Introduction: The link between preeclampsia and dyslipidemia has been established. Even though lipid profile parameters have been intensively investigated in the pathology of preeclampsia, their accurate molecular mechanisms of action have not been fully decoded.
Objectives: We aimed to identify the specifics of cholesterol metabolism in women affected by late-onset preeclampsia and single out potential biomarkers associated with late-onset syndrome.
Patients and methods: A total of 90 pregnant women with a priori risk for preeclampsia were monitored at 4 time points during gestation and, based on the outcome of pregnancy, they were classified into the high-risk group (70 women) and the preeclampsia group (20 women). Cholesterol metabolic profiling was done using liquid chromatography-tandem mass spectrometry.
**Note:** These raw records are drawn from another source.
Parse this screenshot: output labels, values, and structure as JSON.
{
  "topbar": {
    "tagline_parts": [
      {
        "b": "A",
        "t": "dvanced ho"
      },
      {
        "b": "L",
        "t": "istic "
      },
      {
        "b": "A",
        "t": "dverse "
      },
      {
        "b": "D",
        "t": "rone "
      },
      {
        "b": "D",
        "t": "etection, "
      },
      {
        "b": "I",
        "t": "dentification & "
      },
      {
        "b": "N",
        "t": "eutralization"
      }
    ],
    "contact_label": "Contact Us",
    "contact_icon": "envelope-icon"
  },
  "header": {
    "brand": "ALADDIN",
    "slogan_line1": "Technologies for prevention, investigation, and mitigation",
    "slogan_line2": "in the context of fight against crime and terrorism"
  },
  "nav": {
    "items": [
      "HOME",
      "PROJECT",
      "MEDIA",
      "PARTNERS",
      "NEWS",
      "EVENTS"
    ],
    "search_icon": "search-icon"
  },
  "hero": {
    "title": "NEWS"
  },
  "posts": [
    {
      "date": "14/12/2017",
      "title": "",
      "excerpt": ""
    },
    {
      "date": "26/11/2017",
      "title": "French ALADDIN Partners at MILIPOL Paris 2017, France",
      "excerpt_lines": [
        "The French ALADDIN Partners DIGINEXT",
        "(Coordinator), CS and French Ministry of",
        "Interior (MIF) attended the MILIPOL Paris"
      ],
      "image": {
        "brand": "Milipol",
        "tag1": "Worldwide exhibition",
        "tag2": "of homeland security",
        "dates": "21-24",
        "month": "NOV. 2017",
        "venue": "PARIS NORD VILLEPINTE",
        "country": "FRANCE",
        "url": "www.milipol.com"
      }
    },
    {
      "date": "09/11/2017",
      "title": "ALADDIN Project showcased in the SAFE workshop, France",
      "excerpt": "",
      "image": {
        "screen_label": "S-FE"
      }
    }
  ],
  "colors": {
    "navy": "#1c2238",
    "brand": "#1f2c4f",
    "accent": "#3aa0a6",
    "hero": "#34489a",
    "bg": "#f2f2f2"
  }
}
Results: The only significant change in the preeclampsia group was an increase in the lathosterol level (P = 0.001). The first-trimester lathosterol level was higher in the preeclampsia group compared with the high-risk group (P = 0.02). Further, in the preeclampsia group, positive correlations were found between desmosterol and β-sitosterol (ρ = 0.474; P = 0.03) in the third trimester, desmosterol and campesterol changes between the second and the first (ρ = 0.546; P = 0.02), and the third and first trimesters (ρ = 0.754; P <0.001), as well as between the desmosterol and β-sitosterol differences between the third and first trimesters (ρ = 0.568; P = 0.01). No similar correlations were found in the high-risk group.
Conclusions: Late-onset preeclampsia could be associated with an altered lipid profile. By studying the quantitative metabolic signatures of cholesterol, we might assume that both cholesterol synthesis and absorption are increased, that is, there is an imbalance in the cholesterol homeostasis regulation in women affected by the disease.